13 Nov 04 - 09:05 PM (#1326130)
Subject: RE: BS: Bizzarre weight problem...
From: GUEST,Chief Chaos

To the ladies,

Whereas I feel I have no right in deciding whether a lady should wear a bra or not, I feel it my duty to suggest that while cooking over an open flame a lady should wear one.

Otherwise she might find herself discomboobulated!

I used to do the toe trick to the yeoman chief all the time. shifting your weight forward onto your toes can be accomplished without lifting your heel. This will usually cause a loss of ten to fifteen pounds.
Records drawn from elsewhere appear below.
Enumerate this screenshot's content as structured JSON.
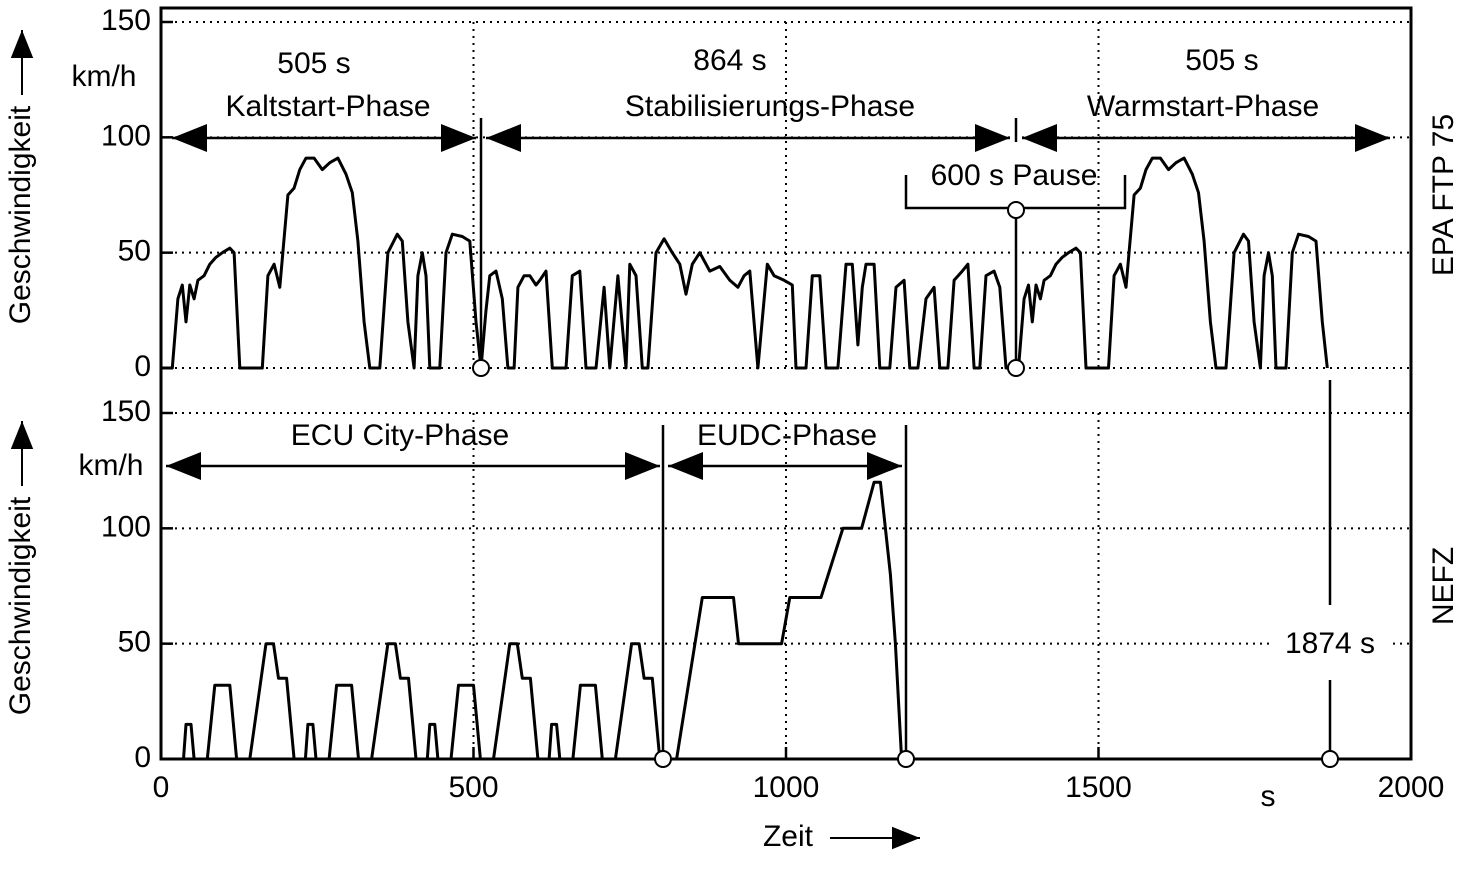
{
  "chart_data": [
    {
      "type": "line",
      "y_label": "Geschwindigkeit",
      "y_unit": "km/h",
      "side_label": "EPA FTP 75",
      "annotations": [
        "505 s",
        "Kaltstart-Phase",
        "864 s",
        "Stabilisierungs-Phase",
        "505 s",
        "Warmstart-Phase",
        "600 s Pause"
      ],
      "xlim": [
        0,
        2000
      ],
      "xticks": [
        0,
        500,
        1000,
        1500,
        2000
      ],
      "ylim": [
        0,
        150
      ],
      "yticks": [
        0,
        50,
        100,
        150
      ],
      "grid": true,
      "color": "#000000",
      "x": [
        0,
        18,
        27,
        34,
        40,
        46,
        53,
        59,
        69,
        78,
        88,
        98,
        110,
        117,
        126,
        162,
        171,
        181,
        190,
        203,
        213,
        222,
        232,
        245,
        258,
        270,
        283,
        296,
        306,
        315,
        325,
        334,
        350,
        363,
        378,
        386,
        395,
        405,
        411,
        418,
        424,
        430,
        446,
        456,
        466,
        482,
        494,
        504,
        512,
        520,
        526,
        536,
        546,
        555,
        565,
        571,
        581,
        590,
        600,
        606,
        616,
        626,
        648,
        658,
        670,
        680,
        696,
        709,
        718,
        731,
        744,
        750,
        760,
        770,
        779,
        792,
        805,
        818,
        830,
        840,
        850,
        862,
        878,
        894,
        910,
        923,
        933,
        942,
        955,
        970,
        981,
        997,
        1010,
        1016,
        1032,
        1042,
        1054,
        1064,
        1083,
        1096,
        1106,
        1115,
        1122,
        1128,
        1141,
        1150,
        1166,
        1176,
        1189,
        1198,
        1211,
        1224,
        1237,
        1246,
        1259,
        1269,
        1282,
        1291,
        1301,
        1310,
        1320,
        1333,
        1342,
        1352,
        1368,
        1372,
        1381,
        1388,
        1394,
        1400,
        1407,
        1413,
        1423,
        1432,
        1442,
        1452,
        1464,
        1471,
        1480,
        1516,
        1525,
        1535,
        1544,
        1557,
        1567,
        1576,
        1586,
        1599,
        1612,
        1624,
        1637,
        1650,
        1660,
        1669,
        1679,
        1688,
        1704,
        1717,
        1732,
        1740,
        1749,
        1759,
        1765,
        1772,
        1778,
        1784,
        1800,
        1810,
        1820,
        1836,
        1848,
        1858,
        1866
      ],
      "values": [
        0,
        0,
        30,
        36,
        20,
        36,
        30,
        38,
        40,
        45,
        48,
        50,
        52,
        50,
        0,
        0,
        40,
        45,
        35,
        75,
        78,
        86,
        91,
        91,
        86,
        89,
        91,
        84,
        76,
        55,
        20,
        0,
        0,
        50,
        58,
        55,
        20,
        0,
        40,
        50,
        40,
        0,
        0,
        50,
        58,
        57,
        55,
        20,
        0,
        25,
        40,
        42,
        30,
        0,
        0,
        35,
        40,
        40,
        36,
        38,
        42,
        0,
        0,
        40,
        42,
        0,
        0,
        35,
        0,
        40,
        0,
        45,
        40,
        0,
        0,
        50,
        56,
        50,
        45,
        32,
        45,
        50,
        42,
        44,
        38,
        35,
        40,
        42,
        0,
        45,
        40,
        38,
        36,
        0,
        0,
        40,
        40,
        0,
        0,
        45,
        45,
        10,
        35,
        45,
        45,
        0,
        0,
        35,
        38,
        0,
        0,
        30,
        35,
        0,
        0,
        38,
        42,
        45,
        0,
        0,
        40,
        42,
        35,
        0,
        0,
        0,
        30,
        36,
        20,
        36,
        30,
        38,
        40,
        45,
        48,
        50,
        52,
        50,
        0,
        0,
        40,
        45,
        35,
        75,
        78,
        86,
        91,
        91,
        86,
        89,
        91,
        84,
        76,
        55,
        20,
        0,
        0,
        50,
        58,
        55,
        20,
        0,
        40,
        50,
        40,
        0,
        0,
        50,
        58,
        57,
        55,
        20,
        0
      ]
    },
    {
      "type": "line",
      "y_label": "Geschwindigkeit",
      "y_unit": "km/h",
      "side_label": "NEFZ",
      "x_label": "Zeit",
      "x_unit": "s",
      "annotations": [
        "ECU City-Phase",
        "EUDC-Phase",
        "1874 s"
      ],
      "xlim": [
        0,
        2000
      ],
      "xticks": [
        0,
        500,
        1000,
        1500,
        2000
      ],
      "ylim": [
        0,
        150
      ],
      "yticks": [
        0,
        50,
        100,
        150
      ],
      "grid": true,
      "color": "#000000",
      "x": [
        0,
        36,
        40,
        48,
        53,
        74,
        86,
        110,
        121,
        142,
        168,
        180,
        188,
        201,
        213,
        231,
        235,
        243,
        248,
        269,
        281,
        305,
        316,
        337,
        363,
        375,
        383,
        396,
        408,
        426,
        430,
        438,
        443,
        464,
        476,
        500,
        511,
        532,
        558,
        570,
        578,
        591,
        603,
        621,
        625,
        633,
        638,
        659,
        671,
        695,
        706,
        727,
        753,
        765,
        773,
        786,
        798,
        825,
        866,
        916,
        924,
        993,
        1006,
        1056,
        1091,
        1121,
        1141,
        1151,
        1167,
        1175,
        1185
      ],
      "values": [
        0,
        0,
        15,
        15,
        0,
        0,
        32,
        32,
        0,
        0,
        50,
        50,
        35,
        35,
        0,
        0,
        15,
        15,
        0,
        0,
        32,
        32,
        0,
        0,
        50,
        50,
        35,
        35,
        0,
        0,
        15,
        15,
        0,
        0,
        32,
        32,
        0,
        0,
        50,
        50,
        35,
        35,
        0,
        0,
        15,
        15,
        0,
        0,
        32,
        32,
        0,
        0,
        50,
        50,
        35,
        35,
        0,
        0,
        70,
        70,
        50,
        50,
        70,
        70,
        100,
        100,
        120,
        120,
        80,
        50,
        0
      ]
    }
  ]
}
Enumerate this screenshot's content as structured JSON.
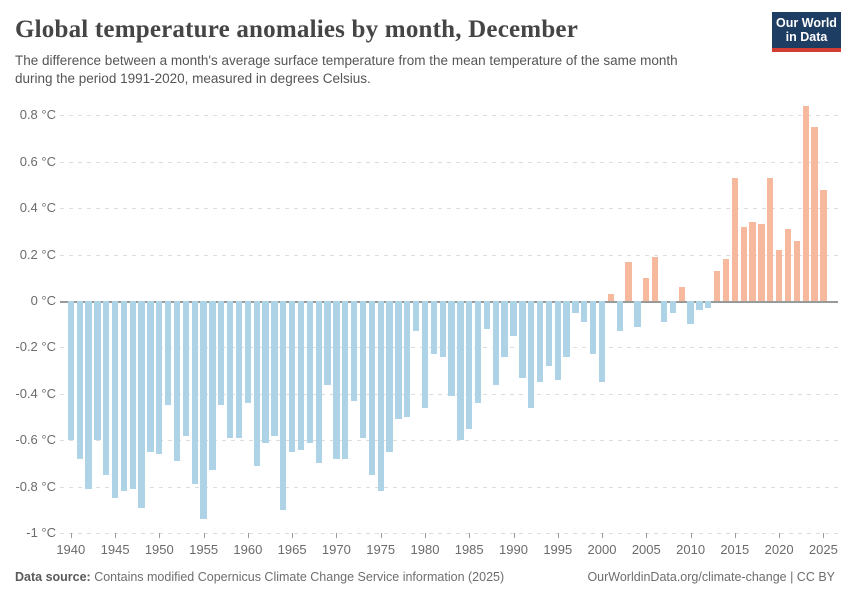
{
  "header": {
    "title": "Global temperature anomalies by month, December",
    "subtitle_line1": "The difference between a month's average surface temperature from the mean temperature of the same month",
    "subtitle_line2": "during the period 1991-2020, measured in degrees Celsius.",
    "logo": {
      "line1": "Our World",
      "line2": "in Data"
    }
  },
  "footer": {
    "datasource_label": "Data source:",
    "datasource_text": " Contains modified Copernicus Climate Change Service information (2025)",
    "site_text": "OurWorldinData.org/climate-change | CC BY"
  },
  "chart_data": {
    "type": "bar",
    "title": "Global temperature anomalies by month, December",
    "xlabel": "",
    "ylabel": "",
    "unit": "°C",
    "x": [
      1940,
      1941,
      1942,
      1943,
      1944,
      1945,
      1946,
      1947,
      1948,
      1949,
      1950,
      1951,
      1952,
      1953,
      1954,
      1955,
      1956,
      1957,
      1958,
      1959,
      1960,
      1961,
      1962,
      1963,
      1964,
      1965,
      1966,
      1967,
      1968,
      1969,
      1970,
      1971,
      1972,
      1973,
      1974,
      1975,
      1976,
      1977,
      1978,
      1979,
      1980,
      1981,
      1982,
      1983,
      1984,
      1985,
      1986,
      1987,
      1988,
      1989,
      1990,
      1991,
      1992,
      1993,
      1994,
      1995,
      1996,
      1997,
      1998,
      1999,
      2000,
      2001,
      2002,
      2003,
      2004,
      2005,
      2006,
      2007,
      2008,
      2009,
      2010,
      2011,
      2012,
      2013,
      2014,
      2015,
      2016,
      2017,
      2018,
      2019,
      2020,
      2021,
      2022,
      2023,
      2024,
      2025
    ],
    "values": [
      -0.6,
      -0.68,
      -0.81,
      -0.6,
      -0.75,
      -0.85,
      -0.82,
      -0.81,
      -0.89,
      -0.65,
      -0.66,
      -0.45,
      -0.69,
      -0.58,
      -0.79,
      -0.94,
      -0.73,
      -0.45,
      -0.59,
      -0.59,
      -0.44,
      -0.71,
      -0.61,
      -0.58,
      -0.9,
      -0.65,
      -0.64,
      -0.61,
      -0.7,
      -0.36,
      -0.68,
      -0.68,
      -0.43,
      -0.59,
      -0.75,
      -0.82,
      -0.65,
      -0.51,
      -0.5,
      -0.13,
      -0.46,
      -0.23,
      -0.24,
      -0.41,
      -0.6,
      -0.55,
      -0.44,
      -0.12,
      -0.36,
      -0.24,
      -0.15,
      -0.33,
      -0.46,
      -0.35,
      -0.28,
      -0.34,
      -0.24,
      -0.05,
      -0.09,
      -0.23,
      -0.35,
      0.03,
      -0.13,
      0.17,
      -0.11,
      0.1,
      0.19,
      -0.09,
      -0.05,
      0.06,
      -0.1,
      -0.04,
      -0.03,
      0.13,
      0.18,
      0.53,
      0.32,
      0.34,
      0.33,
      0.53,
      0.22,
      0.31,
      0.26,
      0.84,
      0.75,
      0.48
    ],
    "xticks": [
      1940,
      1945,
      1950,
      1955,
      1960,
      1965,
      1970,
      1975,
      1980,
      1985,
      1990,
      1995,
      2000,
      2005,
      2010,
      2015,
      2020,
      2025
    ],
    "yticks": [
      0.8,
      0.6,
      0.4,
      0.2,
      0,
      -0.2,
      -0.4,
      -0.6,
      -0.8,
      -1
    ],
    "ytick_labels": [
      "0.8 °C",
      "0.6 °C",
      "0.4 °C",
      "0.2 °C",
      "0 °C",
      "-0.2 °C",
      "-0.4 °C",
      "-0.6 °C",
      "-0.8 °C",
      "-1 °C"
    ],
    "ylim": [
      -1,
      0.87
    ],
    "grid": "horizontal-dashed",
    "legend": "none",
    "colors": {
      "positive": "#f6b99e",
      "negative": "#aed2e6",
      "zero_line": "#999999"
    }
  }
}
They think they've got you overweight and are so disappointed when you end up fifteen pounds under.


13 Nov 04 - 10:48 PM (#1326171)
Subject: RE: BS: Bizzarre weight problem...
From: matai

Give old tarts a break will ya!


14 Nov 04 - 12:49 AM (#1326218)
Subject: RE: BS: Bizzarre weight problem...
From: Ellenpoly

Well, gulp, freda, thank you, um, for sharing.

I've now been put off my food for the morning.

If this is a weight loss practice, I'd rather do without.(Sorry, that description was NO laughing matter.)

..xx..e


14 Nov 04 - 01:08 AM (#1326225)
Subject: RE: BS: Bizzarre weight problem...
From: mousethief

Anyway, isn't Chinese JUNK food?

Only the seafood.


14 Nov 04 - 01:11 AM (#1326226)
Subject: RE: BS: Bizzarre weight problem...
From: Stilly River Sage

What's all of this standing on toes, anyway? I just lean on the edge of the sink with one hand--it's easy to weigh in much lighter. :) The trick is to stand still enough that the readout doesn't vary wildly as you balance like that.